Trokoundos' words confirmed his own thoughts. "The best we can, your Majesty, and pray to the lord with the great and good mind that it be enough."
Bad weather settled in not long before Midwinter's Day. Blizzard after blizzard roared into Videssos the city from the northwest, off the Videssian Sea. On Midwinter's Day itself, the snow blew so hard and quick that even Krispos, with the best seat in ; the Amphitheater, made out little of the skits performed on the track before him.

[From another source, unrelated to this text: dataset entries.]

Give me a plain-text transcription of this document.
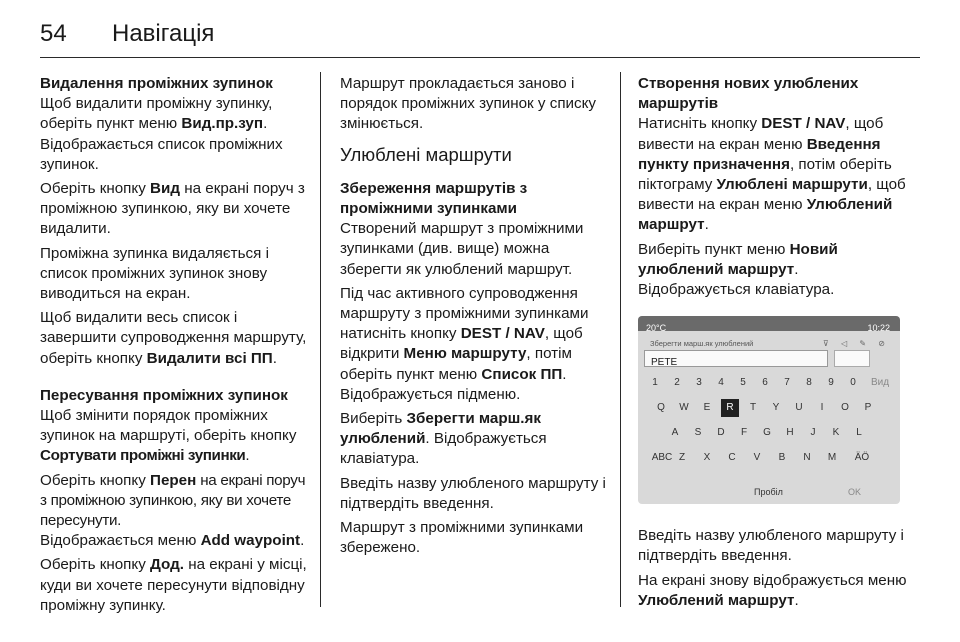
54 Навігація
Видалення проміжних зупинок

Щоб видалити проміжну зупинку, оберіть пункт меню Вид.пр.зуп. Відображається список проміжних зупинок.

Оберіть кнопку Вид на екрані поруч з проміжною зупинкою, яку ви хочете видалити.

Проміжна зупинка видаляється і список проміжних зупинок знову виводиться на екран.

Щоб видалити весь список і завершити супроводження маршруту, оберіть кнопку Видалити всі ПП.

Пересування проміжних зупинок

Щоб змінити порядок проміжних зупинок на маршруті, оберіть кнопку Сортувати проміжні зупинки.

Оберіть кнопку Перен на екрані поруч з проміжною зупинкою, яку ви хочете пересунути.
Відображається меню Add waypoint.

Оберіть кнопку Дод. на екрані у місці, куди ви хочете пересунути відповідну проміжну зупинку.

Маршрут прокладається заново і порядок проміжних зупинок у списку змінюється.

Улюблені маршрути
Збереження маршрутів з проміжними зупинками

Створений маршрут з проміжними зупинками (див. вище) можна зберегти як улюблений маршрут.

Під час активного супроводження маршруту з проміжними зупинками натисніть кнопку DEST / NAV, щоб відкрити Меню маршруту, потім оберіть пункт меню Список ПП. Відображується підменю.

Виберіть Зберегти марш.як улюблений. Відображується клавіатура.

Введіть назву улюбленого маршруту і підтвердіть введення.

Маршрут з проміжними зупинками збережено.

Створення нових улюблених маршрутів

Натисніть кнопку DEST / NAV, щоб вивести на екран меню Введення пункту призначення, потім оберіть піктограму Улюблені маршрути, щоб вивести на екран меню Улюблений маршрут.

Виберіть пункт меню Новий улюблений маршрут.
Відображується клавіатура.

20°C	10:22
Зберегти марш.як улюблений	⊽ ◁ ✎ ⊘
PETE
1	2	3	4	5	6	7	8	9	0	Вид
Q	W	E	R	T	Y	U	I	O	P
A	S	D	F	G	H	J	K	L
ABC Z	X	C	V	B	N	M	ÄÖ
Пробіл	OK

Введіть назву улюбленого маршруту і підтвердіть введення.

На екрані знову відображується меню Улюблений маршрут.
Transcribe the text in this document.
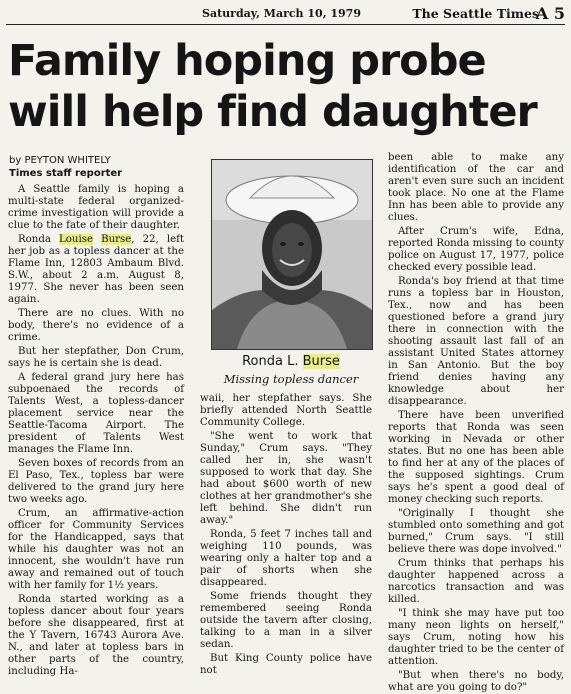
Saturday, March 10, 1979	The Seattle Times
A 5
Family hoping probe
will help find daughter
by PEYTON WHITELY
Times staff reporter

A Seattle family is hoping a multi-state federal organized-crime investigation will provide a clue to the fate of their daughter.

Ronda Louise Burse, 22, left her job as a topless dancer at the Flame Inn, 12803 Ambaum Blvd. S.W., about 2 a.m. August 8, 1977. She never has been seen again.

There are no clues. With no body, there's no evidence of a crime.

But her stepfather, Don Crum, says he is certain she is dead.

A federal grand jury here has subpoenaed the records of Talents West, a topless-dancer placement service near the Seattle-Tacoma Airport. The president of Talents West manages the Flame Inn.

Seven boxes of records from an El Paso, Tex., topless bar were delivered to the grand jury here two weeks ago.

Crum, an affirmative-action officer for Community Services for the Handicapped, says that while his daughter was not an innocent, she wouldn't have run away and remained out of touch with her family for 1½ years.

Ronda started working as a topless dancer about four years before she disappeared, first at the Y Tavern, 16743 Aurora Ave. N., and later at topless bars in other parts of the country, including Ha-

Ronda L. Burse
Missing topless dancer

waii, her stepfather says. She briefly attended North Seattle Community College.

"She went to work that Sunday," Crum says. "They called her in, she wasn't supposed to work that day. She had about $600 worth of new clothes at her grandmother's she left behind. She didn't run away."

Ronda, 5 feet 7 inches tall and weighing 110 pounds, was wearing only a halter top and a pair of shorts when she disappeared.

Some friends thought they remembered seeing Ronda outside the tavern after closing, talking to a man in a silver sedan.

But King County police have not

been able to make any identification of the car and aren't even sure such an incident took place. No one at the Flame Inn has been able to provide any clues.

After Crum's wife, Edna, reported Ronda missing to county police on August 17, 1977, police checked every possible lead.

Ronda's boy friend at that time runs a topless bar in Houston, Tex., now and has been questioned before a grand jury there in connection with the shooting assault last fall of an assistant United States attorney in San Antonio. But the boy friend denies having any knowledge about her disappearance.

There have been unverified reports that Ronda was seen working in Nevada or other states. But no one has been able to find her at any of the places of the supposed sightings. Crum says he's spent a good deal of money checking such reports.

"Originally I thought she stumbled onto something and got burned," Crum says. "I still believe there was dope involved."

Crum thinks that perhaps his daughter happened across a narcotics transaction and was killed.

"I think she may have put too many neon lights on herself," says Crum, noting how his daughter tried to be the center of attention.

"But when there's no body, what are you going to do?"
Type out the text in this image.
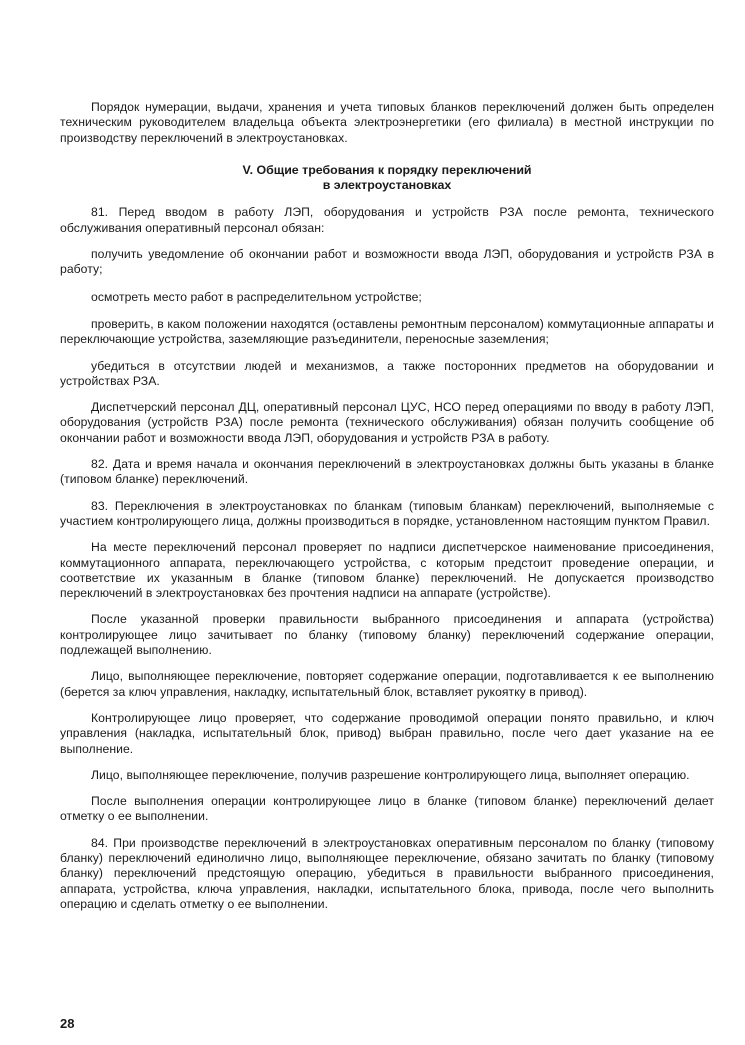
Порядок нумерации, выдачи, хранения и учета типовых бланков переключений должен быть определен техническим руководителем владельца объекта электроэнергетики (его филиала) в местной инструкции по производству переключений в электроустановках.

V. Общие требования к порядку переключений
в электроустановках

81. Перед вводом в работу ЛЭП, оборудования и устройств РЗА после ремонта, технического обслуживания оперативный персонал обязан:

получить уведомление об окончании работ и возможности ввода ЛЭП, оборудования и устройств РЗА в работу;

осмотреть место работ в распределительном устройстве;

проверить, в каком положении находятся (оставлены ремонтным персоналом) коммутационные аппараты и переключающие устройства, заземляющие разъединители, переносные заземления;

убедиться в отсутствии людей и механизмов, а также посторонних предметов на оборудовании и устройствах РЗА.

Диспетчерский персонал ДЦ, оперативный персонал ЦУС, НСО перед операциями по вводу в работу ЛЭП, оборудования (устройств РЗА) после ремонта (технического обслуживания) обязан получить сообщение об окончании работ и возможности ввода ЛЭП, оборудования и устройств РЗА в работу.

82. Дата и время начала и окончания переключений в электроустановках должны быть указаны в бланке (типовом бланке) переключений.

83. Переключения в электроустановках по бланкам (типовым бланкам) переключений, выполняемые с участием контролирующего лица, должны производиться в порядке, установленном настоящим пунктом Правил.

На месте переключений персонал проверяет по надписи диспетчерское наименование присоединения, коммутационного аппарата, переключающего устройства, с которым предстоит проведение операции, и соответствие их указанным в бланке (типовом бланке) переключений. Не допускается производство переключений в электроустановках без прочтения надписи на аппарате (устройстве).

После указанной проверки правильности выбранного присоединения и аппарата (устройства) контролирующее лицо зачитывает по бланку (типовому бланку) переключений содержание операции, подлежащей выполнению.

Лицо, выполняющее переключение, повторяет содержание операции, подготавливается к ее выполнению (берется за ключ управления, накладку, испытательный блок, вставляет рукоятку в привод).

Контролирующее лицо проверяет, что содержание проводимой операции понято правильно, и ключ управления (накладка, испытательный блок, привод) выбран правильно, после чего дает указание на ее выполнение.

Лицо, выполняющее переключение, получив разрешение контролирующего лица, выполняет операцию.

После выполнения операции контролирующее лицо в бланке (типовом бланке) переключений делает отметку о ее выполнении.

84. При производстве переключений в электроустановках оперативным персоналом по бланку (типовому бланку) переключений единолично лицо, выполняющее переключение, обязано зачитать по бланку (типовому бланку) переключений предстоящую операцию, убедиться в правильности выбранного присоединения, аппарата, устройства, ключа управления, накладки, испытательного блока, привода, после чего выполнить операцию и сделать отметку о ее выполнении.

28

The people in the upper reaches of the huge oval stadium could have discerned only drifting white.
The final troupe of mimes changed its act at the last minute. They came out carrying canes and tapped their way through their routine, as if they'd all suddenly been stricken blind. On the spine of the Amphitheater, Krispos laughed loudly. So did many in his entourage, and in the first few rows of seats around the track. Everyone else must have wondered what was funny—which was just the point the mimes were making. Krispos laughed even more when he worked that out.
On the way back to the palaces after the show in the Amphitheater was done, he leaped over a bonfire to burn away misfortune for the coming year. That fire was but one of many that blazed each Midwinter's Day. This year, though, the good-luck bonfires brought misfortune with them. Whipped by winter gales, two got out of control and ignited nearby buildings.
Now Krispos saw through swirling snow the smudges of smoke he'd feared during the religious riots Pyrrhos had caused. The snow did little to slow the flames. Fire-fighting teams dashed through the city with hand pumps to shoot water from fountains and ponds, with axes and sledgehammers to knock down homes and shops to build firebreaks. Krispos had no great hope for them. When fire got loose, it usually pleased itself, not any man.
The teams amazed him. They succeeded in stopping one of the fires before it had eaten more than a block of buildings. The other blaze, by luck, had started near the city wall. It burned what it could, then came to the open space inside the barrier and died for lack of fuel.